Она только плечами пожала.
– Не знаю… Просто мне сейчас поддержка нужна. Вот, сдуру, и на тебя понадеялась…
– Вот уж и вправду сдуру. Если б в чем другом…
Помолчали.
Потом она мою ладонь своей накрыла:
– Смотри, дождь кончился. Снег идет…
Я в окно выглянул, а там и вправду – белым-бело.
Метель.
Вот и зима пришла.
Город, кстати, сразу же изменился.
Светлый стал, чистый.
Жалко, что через пару дней вся эта красота растает, и нам опять достанутся хлюпающая московская грязь и слякоть под каблуками и колесами.
– А помнишь, как мы в школьном дворе в снежки играли, и ты мне чуть глаз не выбил?
– Не помню, – вру, чуть отводя глаза, – сколько лет-то прошло…
Помолчали.
– Жаль, – вздыхает, – что не помнишь…
Взяла у меня из пачки сигарету, закурила, задумчиво пуская дым в сторону заснеженного заоконья.
– Скажи, а ты правда в школе в меня влюблен был?
– Конечно, – снова вру, – Танюх. В тебя же весь наш класс влюблен был. А вышла – за Лешку. Ты же с ним в институте познакомилась?
Кивает:
– В институте. А у тебя тогда тоже девочка появилась.
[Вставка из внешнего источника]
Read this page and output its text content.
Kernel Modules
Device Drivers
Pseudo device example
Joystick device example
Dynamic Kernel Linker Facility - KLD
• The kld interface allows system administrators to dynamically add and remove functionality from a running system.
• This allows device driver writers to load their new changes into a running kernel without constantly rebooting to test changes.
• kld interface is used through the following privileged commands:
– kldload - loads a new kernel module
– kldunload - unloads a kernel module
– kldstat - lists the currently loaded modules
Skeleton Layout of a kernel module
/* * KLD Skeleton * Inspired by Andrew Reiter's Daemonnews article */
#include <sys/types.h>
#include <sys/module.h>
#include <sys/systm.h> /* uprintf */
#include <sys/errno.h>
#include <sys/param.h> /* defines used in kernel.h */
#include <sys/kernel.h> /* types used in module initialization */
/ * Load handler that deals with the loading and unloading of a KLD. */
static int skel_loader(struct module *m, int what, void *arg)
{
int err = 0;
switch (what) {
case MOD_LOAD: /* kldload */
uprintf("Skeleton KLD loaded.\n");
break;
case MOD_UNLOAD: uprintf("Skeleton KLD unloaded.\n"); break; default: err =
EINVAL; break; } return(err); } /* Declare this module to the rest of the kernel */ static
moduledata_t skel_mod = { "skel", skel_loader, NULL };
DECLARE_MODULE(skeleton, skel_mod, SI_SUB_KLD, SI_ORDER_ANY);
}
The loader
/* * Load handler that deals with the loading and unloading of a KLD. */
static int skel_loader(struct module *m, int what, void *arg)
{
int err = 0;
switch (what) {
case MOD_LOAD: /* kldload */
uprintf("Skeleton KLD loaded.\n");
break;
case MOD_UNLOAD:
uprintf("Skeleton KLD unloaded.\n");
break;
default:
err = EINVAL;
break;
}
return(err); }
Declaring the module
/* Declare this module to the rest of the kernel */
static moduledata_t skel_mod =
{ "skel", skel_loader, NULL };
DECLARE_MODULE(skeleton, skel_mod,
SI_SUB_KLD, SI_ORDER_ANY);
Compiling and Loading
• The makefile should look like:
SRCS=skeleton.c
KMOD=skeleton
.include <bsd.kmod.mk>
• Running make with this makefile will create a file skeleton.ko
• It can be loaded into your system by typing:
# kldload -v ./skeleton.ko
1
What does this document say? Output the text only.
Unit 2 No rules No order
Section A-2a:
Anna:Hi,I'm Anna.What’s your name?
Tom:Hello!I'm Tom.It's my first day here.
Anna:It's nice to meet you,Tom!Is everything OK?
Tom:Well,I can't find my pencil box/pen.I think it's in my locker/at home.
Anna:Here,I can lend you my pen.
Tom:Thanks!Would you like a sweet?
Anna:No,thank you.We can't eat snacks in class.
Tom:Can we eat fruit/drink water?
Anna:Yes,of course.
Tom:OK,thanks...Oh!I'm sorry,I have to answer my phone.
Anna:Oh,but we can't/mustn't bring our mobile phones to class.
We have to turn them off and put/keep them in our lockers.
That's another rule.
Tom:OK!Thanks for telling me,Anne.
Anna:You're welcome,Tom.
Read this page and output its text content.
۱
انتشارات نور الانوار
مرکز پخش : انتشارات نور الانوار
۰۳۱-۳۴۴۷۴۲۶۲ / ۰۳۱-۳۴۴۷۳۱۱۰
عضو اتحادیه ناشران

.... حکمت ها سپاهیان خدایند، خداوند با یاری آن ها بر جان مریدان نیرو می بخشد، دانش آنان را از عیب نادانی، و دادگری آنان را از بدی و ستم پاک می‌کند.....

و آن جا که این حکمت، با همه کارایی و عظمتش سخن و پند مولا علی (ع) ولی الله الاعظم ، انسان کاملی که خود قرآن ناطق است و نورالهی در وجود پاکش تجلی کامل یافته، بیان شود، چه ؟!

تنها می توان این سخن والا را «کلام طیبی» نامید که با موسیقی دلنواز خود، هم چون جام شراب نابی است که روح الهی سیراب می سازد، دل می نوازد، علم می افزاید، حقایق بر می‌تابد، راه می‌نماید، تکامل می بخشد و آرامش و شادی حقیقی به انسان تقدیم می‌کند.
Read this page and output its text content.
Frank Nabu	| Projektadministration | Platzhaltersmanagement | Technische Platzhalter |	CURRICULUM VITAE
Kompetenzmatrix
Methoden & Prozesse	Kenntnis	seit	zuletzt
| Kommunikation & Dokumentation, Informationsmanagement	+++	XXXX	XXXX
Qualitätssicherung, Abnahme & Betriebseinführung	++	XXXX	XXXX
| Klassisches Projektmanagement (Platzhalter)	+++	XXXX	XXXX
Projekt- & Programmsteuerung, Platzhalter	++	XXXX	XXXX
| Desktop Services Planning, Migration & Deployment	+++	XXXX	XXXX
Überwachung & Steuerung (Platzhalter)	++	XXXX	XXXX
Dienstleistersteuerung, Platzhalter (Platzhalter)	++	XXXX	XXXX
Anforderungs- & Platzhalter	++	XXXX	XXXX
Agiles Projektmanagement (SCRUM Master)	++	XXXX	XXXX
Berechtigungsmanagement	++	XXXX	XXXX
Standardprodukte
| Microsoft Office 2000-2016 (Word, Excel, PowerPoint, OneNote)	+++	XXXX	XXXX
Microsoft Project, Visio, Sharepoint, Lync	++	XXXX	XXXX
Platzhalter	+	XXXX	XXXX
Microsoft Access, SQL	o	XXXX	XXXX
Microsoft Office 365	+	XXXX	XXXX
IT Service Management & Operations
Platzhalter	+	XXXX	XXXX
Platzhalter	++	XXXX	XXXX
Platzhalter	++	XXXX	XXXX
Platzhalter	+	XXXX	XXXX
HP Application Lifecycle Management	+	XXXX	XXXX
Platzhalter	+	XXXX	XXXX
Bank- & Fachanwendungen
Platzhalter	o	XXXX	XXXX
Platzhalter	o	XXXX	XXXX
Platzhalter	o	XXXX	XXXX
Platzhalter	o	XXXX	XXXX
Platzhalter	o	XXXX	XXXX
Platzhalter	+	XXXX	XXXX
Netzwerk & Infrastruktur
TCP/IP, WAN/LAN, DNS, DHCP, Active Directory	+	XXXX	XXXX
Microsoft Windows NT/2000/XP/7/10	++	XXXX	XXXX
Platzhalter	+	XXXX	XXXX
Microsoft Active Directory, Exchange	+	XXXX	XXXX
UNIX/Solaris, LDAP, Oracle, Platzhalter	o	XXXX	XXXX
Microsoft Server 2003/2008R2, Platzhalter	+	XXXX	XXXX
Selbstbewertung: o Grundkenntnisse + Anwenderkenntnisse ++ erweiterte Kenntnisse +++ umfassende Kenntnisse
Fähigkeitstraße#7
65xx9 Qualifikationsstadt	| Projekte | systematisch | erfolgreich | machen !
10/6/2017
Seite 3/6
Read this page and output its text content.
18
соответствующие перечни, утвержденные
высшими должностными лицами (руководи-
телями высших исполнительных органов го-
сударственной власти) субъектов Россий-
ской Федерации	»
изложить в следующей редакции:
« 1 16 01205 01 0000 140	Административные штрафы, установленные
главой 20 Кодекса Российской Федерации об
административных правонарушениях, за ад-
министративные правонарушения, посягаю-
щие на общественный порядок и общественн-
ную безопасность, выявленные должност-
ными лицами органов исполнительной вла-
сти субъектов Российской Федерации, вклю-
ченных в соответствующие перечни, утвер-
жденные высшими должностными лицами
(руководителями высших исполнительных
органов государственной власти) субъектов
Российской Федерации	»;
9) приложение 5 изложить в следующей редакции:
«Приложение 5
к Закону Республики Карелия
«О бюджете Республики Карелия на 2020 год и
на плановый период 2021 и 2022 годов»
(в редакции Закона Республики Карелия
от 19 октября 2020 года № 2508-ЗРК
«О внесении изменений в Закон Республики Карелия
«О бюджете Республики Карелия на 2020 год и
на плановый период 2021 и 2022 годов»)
Лена вроде бы, из МГУ. Где она сейчас?
– Да откуда мне знать-то, – пожимаю плечами. – Я ж потом в армию ушел. И сразу же перестал быть вам всем интересен…
Помолчали.
– Ну ладно, пора мне, Танюх. Котов кормить надо. А то Машка к подруге в Германию умотала, на день рождения, а домработница приболела что-то. Так что поеду я потихоньку…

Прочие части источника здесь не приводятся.